Actuellement, vingt dépar­te­ments fran­çais n’ont pas de ser­vices de soins pal­lia­tifs et la moi­tié des patient·es – 150 000 – qui devraient être accompagné·es ne le sont pas. Depuis la dif­fu­sion du docu­men­taire, de nom­breux témoi­gnages font état de proches ayant eu des fins de vie effroyables en rai­son d’un manque de place ou d’accompagnement.

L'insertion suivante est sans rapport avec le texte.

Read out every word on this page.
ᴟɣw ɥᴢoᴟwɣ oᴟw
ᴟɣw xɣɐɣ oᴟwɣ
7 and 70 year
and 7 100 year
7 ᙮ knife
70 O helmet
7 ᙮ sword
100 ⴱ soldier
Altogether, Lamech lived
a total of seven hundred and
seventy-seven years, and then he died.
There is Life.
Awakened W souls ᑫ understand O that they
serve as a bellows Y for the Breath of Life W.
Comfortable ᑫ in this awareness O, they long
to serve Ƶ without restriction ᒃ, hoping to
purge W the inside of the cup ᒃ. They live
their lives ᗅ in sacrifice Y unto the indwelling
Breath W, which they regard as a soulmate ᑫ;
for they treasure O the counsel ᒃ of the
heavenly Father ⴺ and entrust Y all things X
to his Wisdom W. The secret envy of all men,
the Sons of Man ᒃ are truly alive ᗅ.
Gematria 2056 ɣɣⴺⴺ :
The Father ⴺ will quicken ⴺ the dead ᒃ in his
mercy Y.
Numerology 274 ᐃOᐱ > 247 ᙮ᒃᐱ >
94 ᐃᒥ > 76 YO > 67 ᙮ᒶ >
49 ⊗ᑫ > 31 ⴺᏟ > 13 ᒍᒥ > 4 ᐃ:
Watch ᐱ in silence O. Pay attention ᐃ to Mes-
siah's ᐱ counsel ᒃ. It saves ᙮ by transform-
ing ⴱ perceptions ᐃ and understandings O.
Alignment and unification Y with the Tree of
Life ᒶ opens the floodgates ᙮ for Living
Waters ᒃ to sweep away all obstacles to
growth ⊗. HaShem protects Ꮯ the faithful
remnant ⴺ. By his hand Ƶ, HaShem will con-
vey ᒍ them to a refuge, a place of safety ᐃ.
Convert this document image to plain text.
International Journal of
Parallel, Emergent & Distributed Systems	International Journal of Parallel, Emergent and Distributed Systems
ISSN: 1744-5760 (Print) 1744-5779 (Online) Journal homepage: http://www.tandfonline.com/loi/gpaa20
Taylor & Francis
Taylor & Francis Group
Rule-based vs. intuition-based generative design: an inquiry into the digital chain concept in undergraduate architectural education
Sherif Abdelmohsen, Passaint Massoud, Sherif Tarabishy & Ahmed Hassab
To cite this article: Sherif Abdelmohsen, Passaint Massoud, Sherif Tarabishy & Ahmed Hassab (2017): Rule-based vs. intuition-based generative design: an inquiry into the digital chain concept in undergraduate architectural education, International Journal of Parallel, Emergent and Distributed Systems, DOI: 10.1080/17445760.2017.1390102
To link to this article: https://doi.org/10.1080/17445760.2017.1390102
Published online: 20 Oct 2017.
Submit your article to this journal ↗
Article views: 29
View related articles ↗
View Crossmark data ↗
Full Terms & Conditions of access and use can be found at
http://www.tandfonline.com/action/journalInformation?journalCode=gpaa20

C.F. : Depuis 1999, la loi dit que tous les Français doivent avoir accès aux soins pal­lia­tifs à domi­cile ou en hos­pi­ta­li­sa­tion. Mais le pro­blème c’est que cette loi n’a jamais été appli­quée. Donc avant de la chan­ger, on a déjà fait quatre lois sur la ques­tion de la fin de vie, et on n’a pas appli­qué la pre­mière. Donc il y a peu de chances que si on change la loi une nou­velle fois, ça déve­loppe mieux les soins pal­lia­tifs. La prio­ri­té doit être don­née à l’accès aux soins pal­lia­tifs. On ne peut pas dire aux gens, “on va vous faire mou­rir parce qu’on ne s’est pas don­né la peine de vous soi­gner cor­rec­te­ment”. On peut faire ce choix pour des rai­sons phi­lo­so­phiques, mais parce qu’on ne s’est pas don­né les moyens de soi­gner cor­rec­te­ment, ça, ce n’est vrai­ment pas acceptable.

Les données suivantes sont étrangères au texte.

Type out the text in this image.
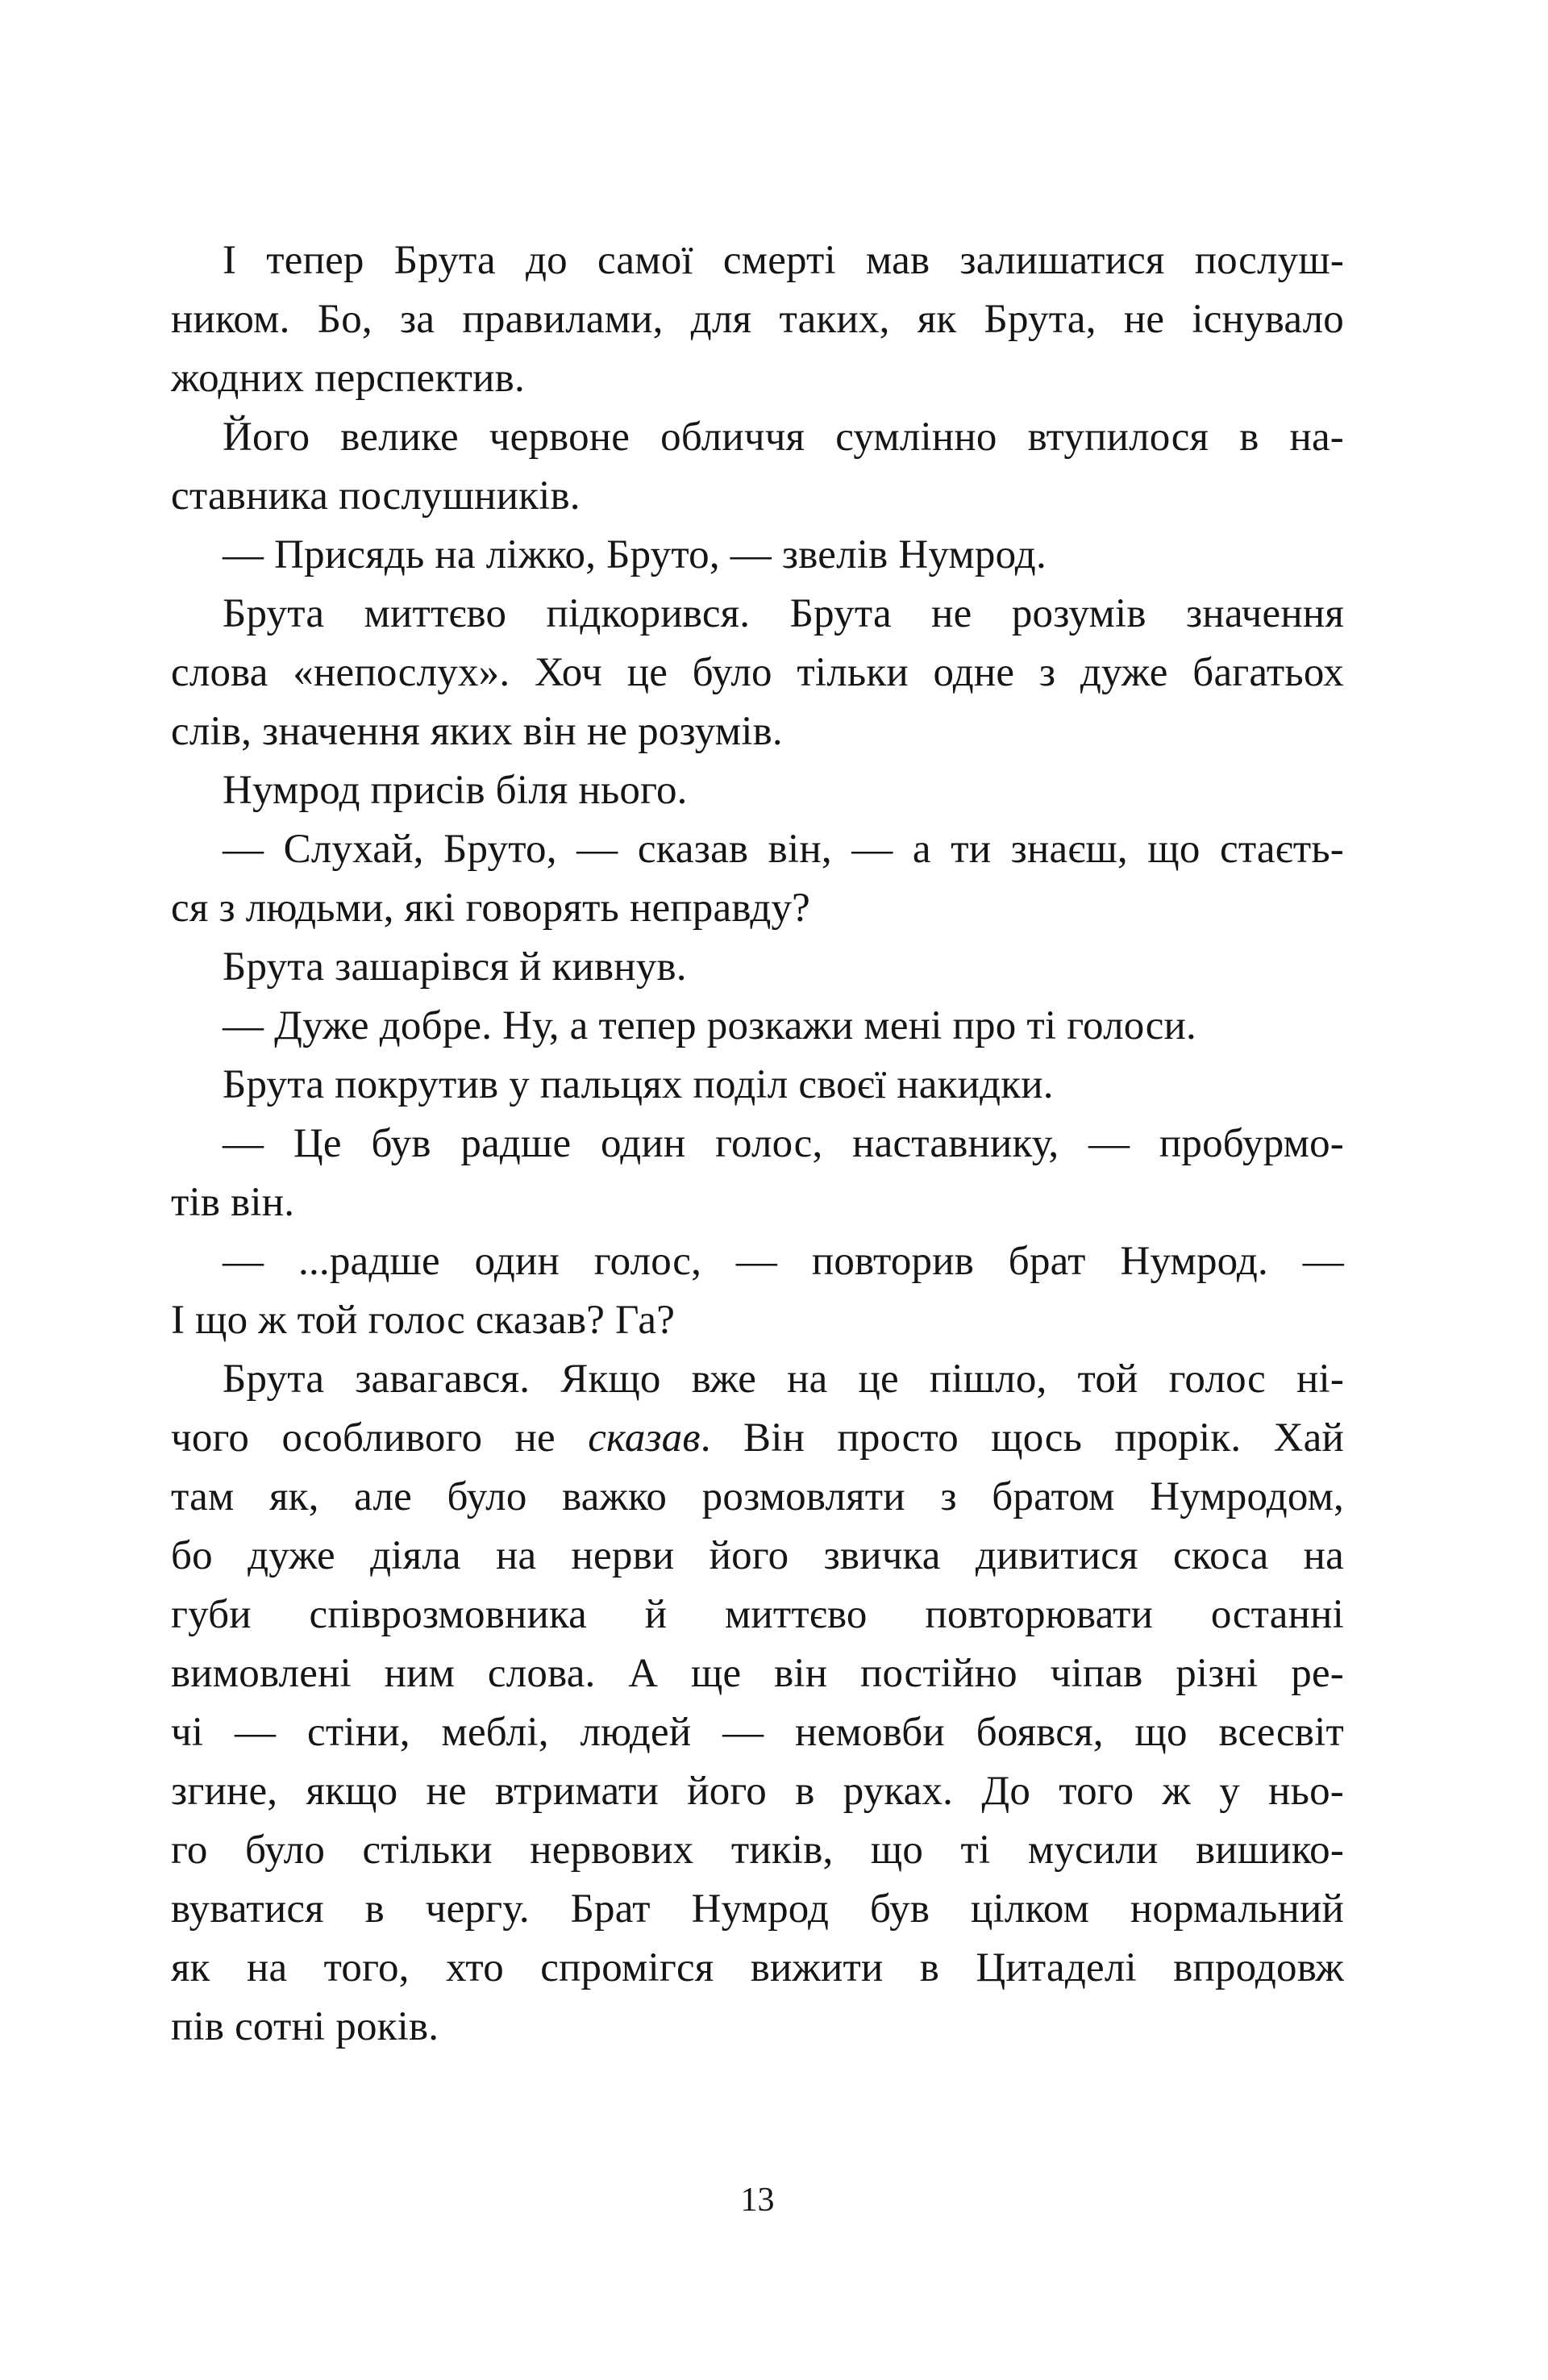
І тепер Брута до самої смерті мав залишатися послуш-
ником. Бо, за правилами, для таких, як Брута, не існувало
жодних перспектив.
Його велике червоне обличчя сумлінно втупилося в на-
ставника послушників.
— Присядь на ліжко, Бруто, — звелів Нумрод.
Брута миттєво підкорився. Брута не розумів значення
слова «непослух». Хоч це було тільки одне з дуже багатьох
слів, значення яких він не розумів.
Нумрод присів біля нього.
— Слухай, Бруто, — сказав він, — а ти знаєш, що стаєть-
ся з людьми, які говорять неправду?
Брута зашарівся й кивнув.
— Дуже добре. Ну, а тепер розкажи мені про ті голоси.
Брута покрутив у пальцях поділ своєї накидки.
— Це був радше один голос, наставнику, — пробурмо-
тів він.
— ...радше один голос, — повторив брат Нумрод. —
І що ж той голос сказав? Га?
Брута завагався. Якщо вже на це пішло, той голос ні-
чого особливого не сказав. Він просто щось прорік. Хай
там як, але було важко розмовляти з братом Нумродом,
бо дуже діяла на нерви його звичка дивитися скоса на
губи співрозмовника й миттєво повторювати останні
вимовлені ним слова. А ще він постійно чіпав різні ре-
чі — стіни, меблі, людей — немовби боявся, що всесвіт
згине, якщо не втримати його в руках. До того ж у ньо-
го було стільки нервових тиків, що ті мусили вишико-
вуватися в чергу. Брат Нумрод був цілком нормальний
як на того, хто спромігся вижити в Цитаделі впродовж
пів сотні років.
13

Craignez-​vous que le pro­jet de loi sur la fin de vie nuise aux soins pal­lia­tifs ? 
C.F. : Le chan­ge­ment légis­la­tif inquiète beau­coup nos équipes parce qu’il vient remettre en ques­tion le sens de ce qu’on fait. C’est-à-dire que nous, on est auprès des patients, pas seule­ment pour nous, mais aus­si parce que la socié­té dit que ça a du sens d’accompagner les plus fra­giles jusqu’au bout. Si la socié­té dit fina­le­ment que ces soignants-​là ne sont pas impor­tants et qu’on n’a pas besoin d’eux, c’est vrai­ment très dif­fi­cile.
On a fait une grande enquête auprès des soi­gnants de soins pal­lia­tifs, il y a deux ans, qui a été publiée dans le British Medical Journal. 30 % ont répon­du qu’ils démis­sion­ne­raient si la loi passait.